How is the parent comment's guess about 100% of people having email useful?
That it is true, and a communication system?
But if many don't use email much, how does it help? I barely check my personal email. And no one in my normal life knows my business email. Once in while a family member or friend will send something unimportant via email. Either I never see it. Or I see it a week or month afterward. My career relates strongly to the internet too.
I would estimate at most 10% of my Facebook friends have the same email address today that they had on the day we connected.
Huh? "Preferred" doesn't cut both ways. It never does, unless it's a shared preference. Using any shared method of communication to contact each other is what real friends do.

Also a group that "just decides" outliers are not worth the hassle, are not friends. They seriously are not. Friend groups are pretty much defined as the sort of groups that do not do this. Except in cases of grave social misconduct, often destroying the "group" or "friend" aspect in the process.

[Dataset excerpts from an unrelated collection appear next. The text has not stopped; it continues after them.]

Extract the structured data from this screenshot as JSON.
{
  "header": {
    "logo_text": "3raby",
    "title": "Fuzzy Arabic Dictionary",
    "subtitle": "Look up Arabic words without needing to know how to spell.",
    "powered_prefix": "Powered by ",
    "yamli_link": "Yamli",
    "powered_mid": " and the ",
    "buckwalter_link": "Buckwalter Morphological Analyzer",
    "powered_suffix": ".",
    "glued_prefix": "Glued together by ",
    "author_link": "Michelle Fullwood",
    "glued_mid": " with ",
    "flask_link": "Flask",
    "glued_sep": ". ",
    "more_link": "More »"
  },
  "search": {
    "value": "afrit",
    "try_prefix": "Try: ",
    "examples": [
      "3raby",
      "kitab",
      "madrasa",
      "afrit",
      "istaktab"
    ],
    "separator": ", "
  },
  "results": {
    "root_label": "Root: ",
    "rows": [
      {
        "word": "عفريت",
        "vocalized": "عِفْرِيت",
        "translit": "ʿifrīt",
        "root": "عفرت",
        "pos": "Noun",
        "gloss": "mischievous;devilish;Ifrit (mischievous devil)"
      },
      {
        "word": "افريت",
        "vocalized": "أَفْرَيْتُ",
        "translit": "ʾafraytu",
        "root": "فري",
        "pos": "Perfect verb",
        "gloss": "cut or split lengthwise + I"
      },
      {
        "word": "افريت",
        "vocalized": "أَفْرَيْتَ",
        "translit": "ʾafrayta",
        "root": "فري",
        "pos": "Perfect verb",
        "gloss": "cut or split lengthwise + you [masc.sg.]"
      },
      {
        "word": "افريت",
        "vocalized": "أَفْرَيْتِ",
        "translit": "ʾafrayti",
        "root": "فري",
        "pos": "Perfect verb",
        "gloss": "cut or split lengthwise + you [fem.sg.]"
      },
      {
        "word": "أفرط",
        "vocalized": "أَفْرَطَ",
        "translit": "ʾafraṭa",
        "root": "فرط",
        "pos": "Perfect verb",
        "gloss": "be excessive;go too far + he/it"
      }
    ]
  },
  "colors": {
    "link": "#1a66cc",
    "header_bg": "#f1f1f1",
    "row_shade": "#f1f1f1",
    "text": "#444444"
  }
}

They are a group, yes. And indeed, some groups will sometimes just decide to ostracise outliers if it conflicts with the group identity. Nothing inherently wrong with that, btw, this can be very useful for certain types of group. As long as it doesn't become the main type of group you identify with. Because then, as we see from all the people making excuses all over this thread, not adhering to certain rules of the group-identity becomes an existential fear of epic proportions, because it touches upon a very fundamental behavioural aspect of our biology--fear of being cast out of the tribe (which used to mean suffering followed by near-certain death).

Facebook is currently exploiting this behavioural trigger (together with an addictive cocktail of other triggers) in a quarter of the world's population.

If you’re considered an outlier then you should probably start finding new friends.

Generally back when I used facebook the cloests friends I had had 0 interaction on facebook and we usually just direct message through messenger or imessage.

Fscebook at that time was just for maintaining those “outlier” relationships until I realized its better to have closer bonds with fewer people.